Hace unos días un pianista, Krystian Zimerman, interrumpió su actuación en un festival de piano para encararse con un espectador que grababa el concierto con su móvil. A continuación, el intérprete, definitivamente descentrado, abandonó el escenario. En declaraciones posteriores decía que Youtube está matando la música, al ofrecer sucedáneos en forma de grabaciones piratas, de mala calidad. Y explícitamente insistía en que no estaba hablando de la cuestión económica de los derechos de autor, sino de la cuestión mucho más estética de la calidad de la música. También hace unos días un hombre mató a tres compañeros de trabajo por grabar una broma y subir el vídeo a Internet. Al parecer, el sentimiento de humillación era la gota que colmaba el vaso en una relación difícil para una personalidad probablemente desquiciada.
Hoy, cuando mucha gente lleva una cámara en la mano, todo es susceptible de ser grabado. Un concierto, una conferencia, una relación sexual, un incidente en automóvil, una conversación, un control de alcoholemia, una bronca en el trabajo… Y si hay “suerte” al poco tiempo se convierte en un hit, con cientos de miles de visitas. ¿Quién no se ha reído un rato con la frescura de uno de esos episodios que dan su minuto de gloria efímera a personajes de lo más diversos?

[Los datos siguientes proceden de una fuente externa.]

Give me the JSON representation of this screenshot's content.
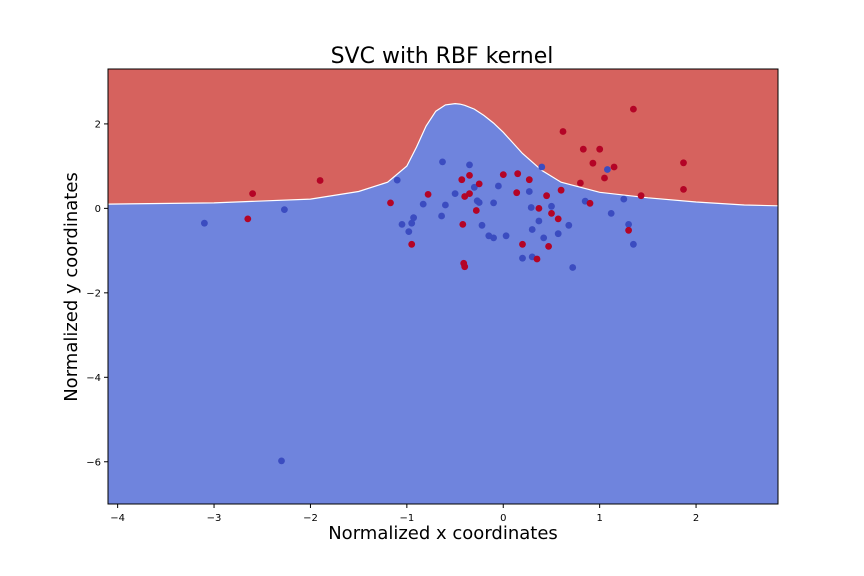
{
  "chart_data": {
    "type": "scatter",
    "title": "SVC with RBF kernel",
    "xlabel": "Normalized x coordinates",
    "ylabel": "Normalized y coordinates",
    "xlim": [
      -4.1,
      2.85
    ],
    "ylim": [
      -7.0,
      3.3
    ],
    "xticks": [
      -4,
      -3,
      -2,
      -1,
      0,
      1,
      2
    ],
    "yticks": [
      -6,
      -4,
      -2,
      0,
      2
    ],
    "grid": false,
    "legend": "none",
    "colors": {
      "region_class_0": "#6f84dd",
      "region_class_1": "#d6625e",
      "points_class_0": "#3b4cc0",
      "points_class_1": "#b40426",
      "boundary": "#ffffff"
    },
    "decision_boundary": {
      "x": [
        -4.1,
        -3.0,
        -2.0,
        -1.5,
        -1.2,
        -1.0,
        -0.9,
        -0.8,
        -0.7,
        -0.6,
        -0.5,
        -0.45,
        -0.4,
        -0.3,
        -0.2,
        -0.1,
        0.0,
        0.1,
        0.2,
        0.4,
        0.6,
        1.0,
        1.5,
        2.0,
        2.5,
        2.85
      ],
      "y": [
        0.1,
        0.13,
        0.22,
        0.4,
        0.62,
        1.0,
        1.45,
        1.95,
        2.3,
        2.45,
        2.48,
        2.47,
        2.44,
        2.35,
        2.2,
        2.02,
        1.8,
        1.55,
        1.3,
        0.9,
        0.62,
        0.38,
        0.25,
        0.15,
        0.08,
        0.06
      ]
    },
    "series": [
      {
        "points": [
          [
            -3.1,
            -0.35
          ],
          [
            -2.27,
            -0.03
          ],
          [
            -2.3,
            -5.98
          ],
          [
            -1.1,
            0.67
          ],
          [
            -1.05,
            -0.38
          ],
          [
            -0.98,
            -0.55
          ],
          [
            -0.95,
            -0.35
          ],
          [
            -0.93,
            -0.22
          ],
          [
            -0.83,
            0.1
          ],
          [
            -0.64,
            -0.18
          ],
          [
            -0.63,
            1.1
          ],
          [
            -0.6,
            0.08
          ],
          [
            -0.5,
            0.35
          ],
          [
            -0.35,
            1.03
          ],
          [
            -0.3,
            0.5
          ],
          [
            -0.27,
            0.18
          ],
          [
            -0.25,
            0.14
          ],
          [
            -0.22,
            -0.4
          ],
          [
            -0.15,
            -0.65
          ],
          [
            -0.1,
            0.13
          ],
          [
            -0.1,
            -0.7
          ],
          [
            -0.05,
            0.53
          ],
          [
            0.03,
            -0.65
          ],
          [
            0.2,
            -1.18
          ],
          [
            0.27,
            0.4
          ],
          [
            0.29,
            0.02
          ],
          [
            0.3,
            -1.15
          ],
          [
            0.3,
            -0.5
          ],
          [
            0.37,
            -0.3
          ],
          [
            0.4,
            0.98
          ],
          [
            0.42,
            -0.7
          ],
          [
            0.5,
            0.05
          ],
          [
            0.57,
            -0.6
          ],
          [
            0.68,
            -0.4
          ],
          [
            0.72,
            -1.4
          ],
          [
            0.85,
            0.17
          ],
          [
            1.08,
            0.92
          ],
          [
            1.12,
            -0.12
          ],
          [
            1.25,
            0.22
          ],
          [
            1.3,
            -0.38
          ],
          [
            1.35,
            -0.85
          ]
        ]
      },
      {
        "points": [
          [
            -2.6,
            0.35
          ],
          [
            -2.65,
            -0.25
          ],
          [
            -1.9,
            0.66
          ],
          [
            -1.17,
            0.13
          ],
          [
            -0.95,
            -0.85
          ],
          [
            -0.78,
            0.33
          ],
          [
            -0.43,
            0.68
          ],
          [
            -0.42,
            -0.38
          ],
          [
            -0.4,
            0.28
          ],
          [
            -0.41,
            -1.3
          ],
          [
            -0.4,
            -1.38
          ],
          [
            -0.35,
            0.78
          ],
          [
            -0.35,
            0.35
          ],
          [
            -0.28,
            -0.05
          ],
          [
            -0.25,
            0.58
          ],
          [
            0.0,
            0.8
          ],
          [
            0.14,
            0.37
          ],
          [
            0.15,
            0.82
          ],
          [
            0.2,
            -0.85
          ],
          [
            0.27,
            0.68
          ],
          [
            0.35,
            -1.2
          ],
          [
            0.37,
            0.0
          ],
          [
            0.45,
            0.3
          ],
          [
            0.47,
            -0.9
          ],
          [
            0.5,
            -0.12
          ],
          [
            0.57,
            -0.25
          ],
          [
            0.6,
            0.43
          ],
          [
            0.62,
            1.82
          ],
          [
            0.8,
            0.6
          ],
          [
            0.83,
            1.4
          ],
          [
            0.9,
            0.12
          ],
          [
            0.93,
            1.07
          ],
          [
            1.0,
            1.4
          ],
          [
            1.05,
            0.72
          ],
          [
            1.15,
            0.98
          ],
          [
            1.3,
            -0.52
          ],
          [
            1.35,
            2.35
          ],
          [
            1.43,
            0.3
          ],
          [
            1.87,
            1.08
          ],
          [
            1.87,
            0.45
          ]
        ]
      }
    ]
  }
}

Pero uno a veces piensa en la gente que protagoniza esos incidentes, y en hasta qué punto pueden quedar marcados por esos episodios, que alguien difunde y propaga muchas veces sin su consentimiento. Hasta qué punto siempre quedarán asociados a un instante que preferirían borrar de su memoria. Hasta qué punto la humillación se ceba en gente débil, frágil, herida… No creo que sea cuestión de censuras muy rígidas. Pero sí se hace necesaria una buena dosis de humanidad, compasión, y conciencia sobre lo que está en juego cuando hablamos de personas. He ahí un buen capítulo para un manual de educación para la ciudadanía digital.